Diese vom Volk spontan gebildeten Aktions- und Ordnungsorgane8 entstanden durch die Lust am Handeln, für die das Rätesystem den geeigneten öffentlichen Raum zur Verfügung stellt.9

Was liegt nun vor? Angetrieben von Bedarf und Bedürfnis nach politischem Handeln finden sich überall Menschen zusammen, um sich zu informieren, auszutauschen und eine Meinung zu bilden. Bliebe es dabei, so hätte das Ganze weiter keine Folgen, aber es geht weiter:10

Das vielleicht erstaunlichste an diesen spontanen Entwicklungen ist, daß die voneinander ganz unabhängigen und ungleichartigen Organe nicht mehr als wenige Wochen in Rußland und nur wenige Tage in Ungarn brauchten, um miteinander in Verbindung zu treten, ihre Tätigkeiten zu koordinieren, sich in höhere Organe zusammenzuschließen, um schließlich sehr schnell durch die Weiterbildung von Regional- und Provinzialräten ein System zu errichten, aus dem die Abgeordneten zu einer Nationalversammlung, die das ganze Land repräsentierte, gewählt werden konnten.

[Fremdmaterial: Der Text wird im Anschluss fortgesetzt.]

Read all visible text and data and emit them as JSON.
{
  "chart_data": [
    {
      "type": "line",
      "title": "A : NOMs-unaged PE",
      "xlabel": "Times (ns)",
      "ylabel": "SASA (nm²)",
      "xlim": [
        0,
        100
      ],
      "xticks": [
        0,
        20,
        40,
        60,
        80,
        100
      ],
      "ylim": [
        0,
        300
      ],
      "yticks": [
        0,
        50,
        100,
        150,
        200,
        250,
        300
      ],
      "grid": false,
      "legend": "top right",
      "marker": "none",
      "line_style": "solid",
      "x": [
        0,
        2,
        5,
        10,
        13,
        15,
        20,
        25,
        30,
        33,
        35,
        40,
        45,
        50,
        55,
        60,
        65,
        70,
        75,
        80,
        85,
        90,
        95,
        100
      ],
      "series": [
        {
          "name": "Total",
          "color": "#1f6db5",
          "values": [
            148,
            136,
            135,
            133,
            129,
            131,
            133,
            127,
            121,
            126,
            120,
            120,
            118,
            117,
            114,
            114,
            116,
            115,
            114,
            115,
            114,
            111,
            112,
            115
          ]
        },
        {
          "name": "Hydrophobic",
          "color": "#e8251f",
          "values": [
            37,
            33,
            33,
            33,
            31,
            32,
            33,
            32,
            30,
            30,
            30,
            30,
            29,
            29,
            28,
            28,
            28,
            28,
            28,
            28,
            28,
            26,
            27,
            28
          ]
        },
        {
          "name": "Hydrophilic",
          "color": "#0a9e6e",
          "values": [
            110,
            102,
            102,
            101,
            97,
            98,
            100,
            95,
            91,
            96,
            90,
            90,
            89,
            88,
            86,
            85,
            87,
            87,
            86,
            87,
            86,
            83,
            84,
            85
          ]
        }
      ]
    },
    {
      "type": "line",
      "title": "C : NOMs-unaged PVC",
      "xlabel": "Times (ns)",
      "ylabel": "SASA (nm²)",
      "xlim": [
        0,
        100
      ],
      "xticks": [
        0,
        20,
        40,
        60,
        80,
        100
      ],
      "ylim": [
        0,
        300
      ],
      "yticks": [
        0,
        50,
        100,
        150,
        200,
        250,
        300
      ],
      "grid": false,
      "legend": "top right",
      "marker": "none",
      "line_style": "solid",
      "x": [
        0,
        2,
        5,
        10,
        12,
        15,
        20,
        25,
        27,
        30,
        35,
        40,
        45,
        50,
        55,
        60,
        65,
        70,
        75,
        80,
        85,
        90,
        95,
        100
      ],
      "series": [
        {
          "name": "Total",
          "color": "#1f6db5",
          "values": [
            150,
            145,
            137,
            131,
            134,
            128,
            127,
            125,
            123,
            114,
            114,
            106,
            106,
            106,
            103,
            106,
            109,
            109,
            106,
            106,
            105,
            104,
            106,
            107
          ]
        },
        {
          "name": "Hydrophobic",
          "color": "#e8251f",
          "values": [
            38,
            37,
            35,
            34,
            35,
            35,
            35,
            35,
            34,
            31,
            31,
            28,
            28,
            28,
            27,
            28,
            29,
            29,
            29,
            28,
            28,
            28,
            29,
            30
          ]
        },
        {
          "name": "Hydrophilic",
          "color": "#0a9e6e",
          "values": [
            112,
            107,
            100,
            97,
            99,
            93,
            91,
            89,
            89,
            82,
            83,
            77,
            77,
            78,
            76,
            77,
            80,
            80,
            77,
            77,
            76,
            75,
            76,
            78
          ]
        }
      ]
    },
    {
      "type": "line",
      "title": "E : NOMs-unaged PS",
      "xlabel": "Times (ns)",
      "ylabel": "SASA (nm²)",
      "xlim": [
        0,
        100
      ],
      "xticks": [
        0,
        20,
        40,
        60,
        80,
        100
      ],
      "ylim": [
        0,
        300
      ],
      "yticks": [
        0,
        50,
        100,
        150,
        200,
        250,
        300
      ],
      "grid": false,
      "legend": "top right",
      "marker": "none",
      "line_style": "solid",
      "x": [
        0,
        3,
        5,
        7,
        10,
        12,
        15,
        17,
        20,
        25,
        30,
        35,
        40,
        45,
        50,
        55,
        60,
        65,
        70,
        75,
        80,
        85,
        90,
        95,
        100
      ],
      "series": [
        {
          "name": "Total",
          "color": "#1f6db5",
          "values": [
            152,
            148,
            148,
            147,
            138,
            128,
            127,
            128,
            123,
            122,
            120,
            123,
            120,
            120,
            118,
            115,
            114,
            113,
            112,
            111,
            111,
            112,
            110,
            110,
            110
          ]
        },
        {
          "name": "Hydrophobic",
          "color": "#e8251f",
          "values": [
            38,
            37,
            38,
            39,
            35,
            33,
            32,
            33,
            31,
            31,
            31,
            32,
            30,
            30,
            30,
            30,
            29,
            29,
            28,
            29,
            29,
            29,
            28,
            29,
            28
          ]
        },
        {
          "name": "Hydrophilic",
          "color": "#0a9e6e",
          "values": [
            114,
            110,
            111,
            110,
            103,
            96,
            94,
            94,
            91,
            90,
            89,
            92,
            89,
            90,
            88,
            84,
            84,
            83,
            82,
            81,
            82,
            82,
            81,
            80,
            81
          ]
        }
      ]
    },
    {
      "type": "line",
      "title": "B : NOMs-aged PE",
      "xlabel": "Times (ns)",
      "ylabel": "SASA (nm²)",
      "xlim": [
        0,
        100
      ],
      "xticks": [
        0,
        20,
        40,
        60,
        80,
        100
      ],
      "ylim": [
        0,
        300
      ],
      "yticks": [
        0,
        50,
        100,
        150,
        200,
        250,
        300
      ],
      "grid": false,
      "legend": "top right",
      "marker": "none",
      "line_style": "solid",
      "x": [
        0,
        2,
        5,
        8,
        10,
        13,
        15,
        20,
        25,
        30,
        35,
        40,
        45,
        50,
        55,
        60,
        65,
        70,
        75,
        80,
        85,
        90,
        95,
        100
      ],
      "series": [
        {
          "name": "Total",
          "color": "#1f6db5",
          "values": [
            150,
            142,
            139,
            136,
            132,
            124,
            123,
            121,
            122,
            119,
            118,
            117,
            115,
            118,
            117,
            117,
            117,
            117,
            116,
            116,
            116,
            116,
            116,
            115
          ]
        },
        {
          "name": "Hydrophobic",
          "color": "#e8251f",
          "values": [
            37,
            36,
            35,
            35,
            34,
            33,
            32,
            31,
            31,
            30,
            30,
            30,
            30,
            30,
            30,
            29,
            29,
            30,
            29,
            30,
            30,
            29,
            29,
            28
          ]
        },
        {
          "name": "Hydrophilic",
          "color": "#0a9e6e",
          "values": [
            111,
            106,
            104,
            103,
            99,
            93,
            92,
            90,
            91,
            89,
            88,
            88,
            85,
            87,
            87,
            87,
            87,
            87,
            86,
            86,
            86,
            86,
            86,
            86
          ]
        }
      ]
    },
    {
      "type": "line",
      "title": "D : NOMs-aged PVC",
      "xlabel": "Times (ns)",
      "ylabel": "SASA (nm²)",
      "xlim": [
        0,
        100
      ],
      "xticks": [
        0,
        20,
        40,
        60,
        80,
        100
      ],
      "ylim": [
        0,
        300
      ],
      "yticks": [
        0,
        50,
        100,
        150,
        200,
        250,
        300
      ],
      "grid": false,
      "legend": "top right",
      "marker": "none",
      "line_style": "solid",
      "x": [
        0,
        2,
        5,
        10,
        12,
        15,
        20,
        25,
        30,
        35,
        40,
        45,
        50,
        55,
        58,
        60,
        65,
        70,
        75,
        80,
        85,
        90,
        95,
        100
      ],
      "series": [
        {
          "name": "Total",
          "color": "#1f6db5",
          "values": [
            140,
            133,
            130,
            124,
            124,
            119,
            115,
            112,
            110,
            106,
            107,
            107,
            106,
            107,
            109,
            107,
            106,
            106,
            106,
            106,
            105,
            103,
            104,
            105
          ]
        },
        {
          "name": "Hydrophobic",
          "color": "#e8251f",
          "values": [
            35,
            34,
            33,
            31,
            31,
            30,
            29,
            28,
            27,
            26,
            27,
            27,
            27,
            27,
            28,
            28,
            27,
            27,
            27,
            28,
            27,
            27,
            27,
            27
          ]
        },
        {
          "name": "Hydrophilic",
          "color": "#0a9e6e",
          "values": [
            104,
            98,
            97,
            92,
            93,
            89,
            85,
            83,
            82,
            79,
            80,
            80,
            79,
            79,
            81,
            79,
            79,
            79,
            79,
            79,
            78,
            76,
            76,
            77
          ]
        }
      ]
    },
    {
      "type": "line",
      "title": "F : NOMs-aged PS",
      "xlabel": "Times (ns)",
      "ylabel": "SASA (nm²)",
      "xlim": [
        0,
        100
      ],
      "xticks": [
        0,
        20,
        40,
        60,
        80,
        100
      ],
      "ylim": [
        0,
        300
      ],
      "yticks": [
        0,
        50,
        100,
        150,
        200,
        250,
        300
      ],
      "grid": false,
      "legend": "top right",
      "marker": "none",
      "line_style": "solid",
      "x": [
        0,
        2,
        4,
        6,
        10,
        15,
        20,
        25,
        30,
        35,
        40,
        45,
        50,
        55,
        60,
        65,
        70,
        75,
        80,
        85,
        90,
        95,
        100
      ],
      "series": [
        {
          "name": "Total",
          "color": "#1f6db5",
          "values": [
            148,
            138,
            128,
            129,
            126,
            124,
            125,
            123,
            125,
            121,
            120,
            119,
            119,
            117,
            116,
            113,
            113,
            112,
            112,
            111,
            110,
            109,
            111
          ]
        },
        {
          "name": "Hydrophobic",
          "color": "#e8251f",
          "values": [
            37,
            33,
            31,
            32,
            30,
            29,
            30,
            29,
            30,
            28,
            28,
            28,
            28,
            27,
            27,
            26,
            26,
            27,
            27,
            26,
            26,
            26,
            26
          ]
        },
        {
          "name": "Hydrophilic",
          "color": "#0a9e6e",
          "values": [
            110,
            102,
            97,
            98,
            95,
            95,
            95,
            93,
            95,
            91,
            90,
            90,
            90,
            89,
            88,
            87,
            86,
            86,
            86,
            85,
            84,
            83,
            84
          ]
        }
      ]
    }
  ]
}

Es entstehen höhere Organe, indem mehrere Räte untereinander Kontakt aufnehmen und ein Gremium bilden, in das jeder Rat einen oder mehrere Delegierte entsendet. Die Räte dieser zweiten Ebene verfahren genauso und bilden damit eine weitere Ebene von Räten, bis hinauf zu einem obersten Rat, der die Entscheidungen für das ganze Land fällt. Auch das Rätesystem ist also ein Repräsentativsystem. Nur in der untersten Ebene spricht jeder für sich selbst, in den höheren Räten spricht jeder für den Rat, aus dem er delegiert wurde. Der Unterschied zu dem Parteien-Parlaments-System, wie wir es kennen, liegt darin, wie die Repräsentation verwirklicht wird: Die Delegierten werden11

frei von ihresgleichen gewählt, und da sie den Wählern in der Ratsversammlung Rechenschaft abzulegen hatten, blieben sie mit ihresgleichen verbunden und ihnen verantwortlich.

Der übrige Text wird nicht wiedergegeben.